Martin Amis: State of Decline
by James Wolcott, The New Republic, October 19, 2012
Amis was never the sort of cozy writer who could settle into a plummy mellow maturity—as in Time’s Arrow and The Information, his mature voice bears the mortal freight of history’s horrors and of personal extinction—and as he keeps sharp watch on the chipping away of body and mind by aging’s cruel elves, going full curmudgeon isn’t really an option. His father beat him to it with his fussing about language and his reactionary effusions, and the son is too adventurous to revive that crusty vaudeville act. Another model offers itself: his hero and mentor Saul Bellow, who managed to maintain up to the end a sly, clued-in voice that had an octopus reach of everything around it—a confidential monologue at the service of Bellow’s wraparound curiosity and cagey parsing of others’ motives, which became so embracing that his later novellas turned into conversational suites.
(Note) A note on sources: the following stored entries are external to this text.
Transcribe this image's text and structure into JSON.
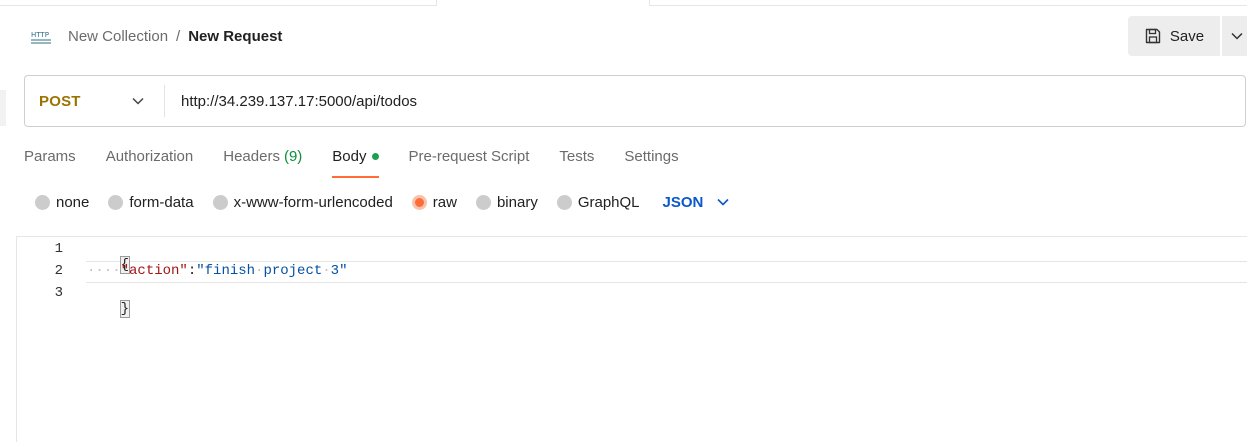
{
  "header": {
    "breadcrumb_parent": "New Collection",
    "breadcrumb_separator": "/",
    "breadcrumb_current": "New Request",
    "http_icon_text": "HTTP",
    "save_label": "Save"
  },
  "request": {
    "method": "POST",
    "url": "http://34.239.137.17:5000/api/todos"
  },
  "tabs": [
    {
      "label": "Params"
    },
    {
      "label": "Authorization"
    },
    {
      "label": "Headers",
      "count": "(9)"
    },
    {
      "label": "Body",
      "active": true
    },
    {
      "label": "Pre-request Script"
    },
    {
      "label": "Tests"
    },
    {
      "label": "Settings"
    }
  ],
  "body_types": [
    {
      "label": "none"
    },
    {
      "label": "form-data"
    },
    {
      "label": "x-www-form-urlencoded"
    },
    {
      "label": "raw",
      "selected": true
    },
    {
      "label": "binary"
    },
    {
      "label": "GraphQL"
    }
  ],
  "body_format": "JSON",
  "editor": {
    "line_numbers": [
      "1",
      "2",
      "3"
    ],
    "open_brace": "{",
    "indent_dots": "····",
    "key": "\"action\"",
    "colon": ":",
    "value_parts": [
      "\"finish",
      "project",
      "3\""
    ],
    "close_brace": "}"
  },
  "colors": {
    "accent": "#ff6c37",
    "method": "#9b7400",
    "format": "#0a58ca",
    "count": "#0a8f3a"
  }
}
But dialogue in Amis’s novels, which certainly is plentiful, stays stuck on the platform, since he is less interested in the intimacies of characters than in the ideas or the conceits that they envelop, and there is no dialectic between his cut-out dolls, no Shavian jousting. Lionel Asbo ends with a domestic note of renewal, of new life coming into the world, but it is an unconvincing, hackneyed exit, because Amis is not really engaged in new life coming in but in old life going out, the twilight shimmer before the curtain drop. He hasn’t found a way to voyage into it yet, as Bellow did and Philip Roth ragingly has. He’s got time, but the hour is late.